How to audit Vault paths

I’m not specifically talking about the “audit log” feature of Vault, but what this old Vault mailing list post describes: https://groups.google.com/g/vault-tool/c/rcAASNfVja0

Did anything like this get added to Vault as a feature, either in F/OSS or Enterprise versions? I have a client that is requesting the ability to determine “who” (machine or user) can access a given path. Something like: “Given path X, users b, c, d, and e have update access, users b, c have create access, users b, c, d, e, and g have read access”, etc.

Thanks! :slight_smile:

Nothing like that has been added, because there is no “explicite link” between a “user” and a “policy” - it all depends what auth method is used, and even with that, what attributes get extracted.

Depending on how your auth engines are set up, this could be simple ( eg: userpass ) or very complicated ( JWT with Attributes and multiple policy templates ).

As an example - Userpass with groups:

  • User x, belongs to group A
  • All users have policy U
  • group A has policy G
  • policy A + policy G has access to the following.

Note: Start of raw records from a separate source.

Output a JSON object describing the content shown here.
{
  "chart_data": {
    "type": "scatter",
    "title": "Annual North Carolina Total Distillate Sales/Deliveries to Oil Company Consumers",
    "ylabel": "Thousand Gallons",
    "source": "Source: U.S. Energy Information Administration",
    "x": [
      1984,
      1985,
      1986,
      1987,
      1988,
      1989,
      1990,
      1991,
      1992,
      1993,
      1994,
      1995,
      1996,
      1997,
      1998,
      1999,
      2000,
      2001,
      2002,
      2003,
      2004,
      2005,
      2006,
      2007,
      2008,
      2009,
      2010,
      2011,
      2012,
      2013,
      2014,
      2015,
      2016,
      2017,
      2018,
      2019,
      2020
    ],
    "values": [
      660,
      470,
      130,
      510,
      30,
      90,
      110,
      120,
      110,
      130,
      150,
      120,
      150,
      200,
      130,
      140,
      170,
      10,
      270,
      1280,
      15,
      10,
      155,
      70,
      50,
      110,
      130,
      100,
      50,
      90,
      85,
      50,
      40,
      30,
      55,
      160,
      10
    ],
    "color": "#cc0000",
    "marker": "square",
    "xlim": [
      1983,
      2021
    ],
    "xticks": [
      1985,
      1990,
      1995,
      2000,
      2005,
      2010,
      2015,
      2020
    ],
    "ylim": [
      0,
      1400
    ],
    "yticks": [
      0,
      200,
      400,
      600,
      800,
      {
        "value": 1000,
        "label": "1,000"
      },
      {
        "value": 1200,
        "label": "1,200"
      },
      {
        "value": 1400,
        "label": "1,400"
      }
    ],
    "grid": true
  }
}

As a more complex example from one of mine, we use JWT Auth for gitlab pipelines - as well as LDAP for users. From LDAP, users have full access to /my-secrets/[usename]/*. GitLab pipelines authenticate using JWT’s ( they are a “user” ). Using information from the JWT, the runners have read access to :

gitlab-secrets/[project-id]/*
my-secrets/[username]/*

As well as post access to auth/approle/[namespace-id]/secret-id to generate secret-id’s

So it becomes unique to your customers environment.